The board had last year cleared a third executive term for Chandrasekaran running until February 2027, when he turned 65. However, deliberations on any further extension were put on hold this week after differences emerged during a board meeting, CNBC-TV18 reported, citing people familiar with the matter.
The pause underscores internal strains as the group pushes through an aggressive investment cycle while grappling with uneven financial returns. The Economic Times reported that Chandrasekaran himself asked for discussions on his reappointment to be deferred after some directors raised concerns about mounting losses at several newer businesses.
Those concerns were led by Tata Trusts chairman Noel Tata, the principal shareholder of Tata Sons. Other board members countered that losses were expected in early-stage, capital-intensive ventures designed to secure the group’s long-term position.

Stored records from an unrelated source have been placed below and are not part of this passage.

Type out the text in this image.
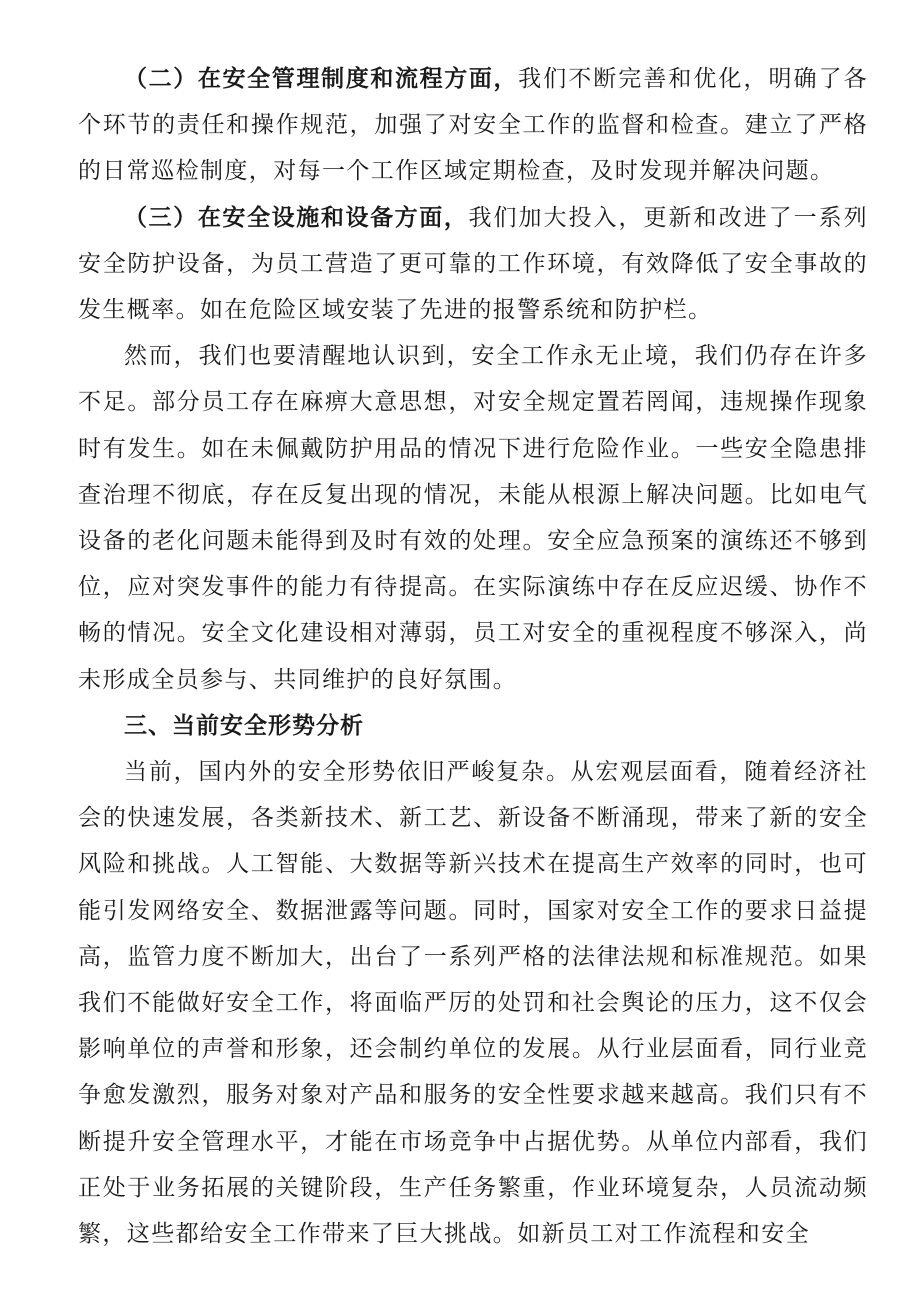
（二）在安全管理制度和流程方面，我们不断完善和优化，明确了各个环节的责任和操作规范，加强了对安全工作的监督和检查。建立了严格的日常巡检制度，对每一个工作区域定期检查，及时发现并解决问题。

（三）在安全设施和设备方面，我们加大投入，更新和改进了一系列安全防护设备，为员工营造了更可靠的工作环境，有效降低了安全事故的发生概率。如在危险区域安装了先进的报警系统和防护栏。

然而，我们也要清醒地认识到，安全工作永无止境，我们仍存在许多不足。部分员工存在麻痹大意思想，对安全规定置若罔闻，违规操作现象时有发生。如在未佩戴防护用品的情况下进行危险作业。一些安全隐患排查治理不彻底，存在反复出现的情况，未能从根源上解决问题。比如电气设备的老化问题未能得到及时有效的处理。安全应急预案的演练还不够到位，应对突发事件的能力有待提高。在实际演练中存在反应迟缓、协作不畅的情况。安全文化建设相对薄弱，员工对安全的重视程度不够深入，尚未形成全员参与、共同维护的良好氛围。

三、当前安全形势分析

当前，国内外的安全形势依旧严峻复杂。从宏观层面看，随着经济社会的快速发展，各类新技术、新工艺、新设备不断涌现，带来了新的安全风险和挑战。人工智能、大数据等新兴技术在提高生产效率的同时，也可能引发网络安全、数据泄露等问题。同时，国家对安全工作的要求日益提高，监管力度不断加大，出台了一系列严格的法律法规和标准规范。如果我们不能做好安全工作，将面临严厉的处罚和社会舆论的压力，这不仅会影响单位的声誉和形象，还会制约单位的发展。从行业层面看，同行业竞争愈发激烈，服务对象对产品和服务的安全性要求越来越高。我们只有不断提升安全管理水平，才能在市场竞争中占据优势。从单位内部看，我们正处于业务拓展的关键阶段，生产任务繁重，作业环境复杂，人员流动频繁，这些都给安全工作带来了巨大挑战。如新员工对工作流程和安全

Since taking charge in 2017, following the ouster of Cyrus Mistry, Chandrasekaran has driven a phase of expansion and consolidation. Over the past five years, the tata group has nearly doubled revenue and more than tripled net profit and market capitalisation, while committing about Rs 5.5 lakh crore to investments aimed at making the conglomerate “future fit”, according to its latest annual report.
Recent numbers, however, present a more mixed picture. Tata Sons reported a 24 per cent rise in revenue to Rs 5.92 lakh crore in fiscal 2025, while net profit fell 17 per cent to Rs 28,898 crore.
In its annual report, the company said the year opened with expectations of macroeconomic stability and easing inflation. That optimism faded as uncertainty over global trade policy intensified, complicating the operating environment.
For now, the question of leadership continuity at the apex of the Tata Group remains unresolved and closely watched by investors assessing the cost and conviction behind the conglomerate’s long-term bets.